PENASULTRAID, BAUBAU – Aksi empat warga Kota Baubau yang hendak mengambil paket narkoba jenis sabu berakhir apes. Mereka diamankan personel Yonif TP 823/Raja Wakaaka saat patroli malam di sekitar areal kantor perwakilan Yonif TP 823/Raja Wakaaka, akhir pekan lalu Sabtu 3 Januari 2026.
Keempat warga tersebut ditangkap saat berupaya mengambil paket sabu yang diduga sengaja ditempel pengedar di belakang Mushola PDAM Baubau, lokasi yang berdekatan dengan kantor perwakilan Yonif TP 823/Raja Wakaaka.
Komandan Batalion Yonif TP 823/Raja Wakaaka, Letkol Infanteri Arkham Hidayat melalui Pasi Intel Yonif TP 823/Raja Wakaaka, Letda Infanteri Syamsul Alam menjelaskan bahwa penangkapan bermula saat personel melaksanakan patroli rutin sekitar pukul 22.00 Wita di areal kantor perwakilan Yonif TP 823/Raja Wakaaka (Bekas RSUD Baubau).
“Saat patroli, anggota melihat dua orang dengan gerak-gerik mencurigakan di belakang mushola kantor PDAM Baubau,” jelas Letda Syamsul Alam.

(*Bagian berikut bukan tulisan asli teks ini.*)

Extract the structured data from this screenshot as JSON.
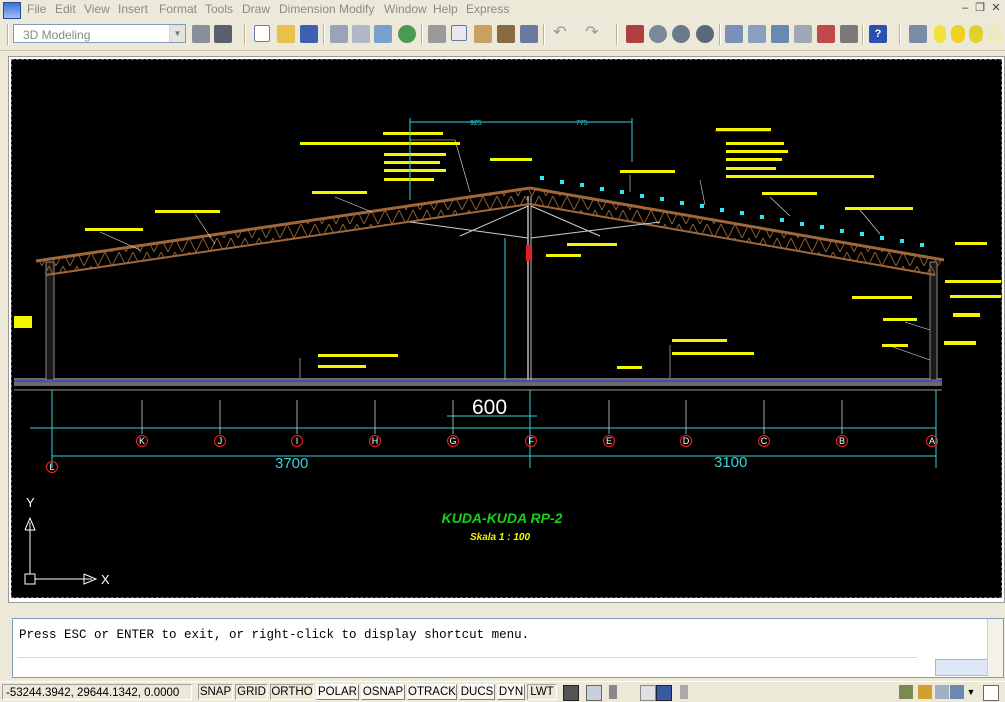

Mencurigai aktivitas tersebut, personel kemudian melaporkan ke pimpinan dan melakukan pengintaian. Hasil pemantauan menunjukkan kedua orang itu sedang mencari paket narkoba jenis sabu yang ditinggalkan pengedar.
Kedua pelaku langsung diamankan. Dari hasil pemeriksaan terbatas, personel memperoleh informasi bahwa masih ada dua orang lain yang juga akan mengambil paket serupa di sekitar lokasi. Pengintaian kembali dilakukan hingga akhirnya dua orang tambahan berhasil diamankan.
“Total empat orang berhasil diamankan dengan barang bukti tiga paket sabu yang dikemas dalam pipet plastik,” ungkapnya.
Dugaan sementara, masing-masing paket sabu tersebut memiliki berat sekitar 0,45 gram atau dikenal dengan sebutan paket 45. Selain itu, petugas juga mengamankan lima unit telepon seluler yang diduga digunakan para pelaku untuk berkomunikasi dengan terduga pengedar.
Selanjutnya, keempat terduga pelaku beserta barang bukti diserahkan kepada Satnarkoba Polres Baubau dan BNN Baubau untuk diproses sesuai ketentuan hukum yang berlaku.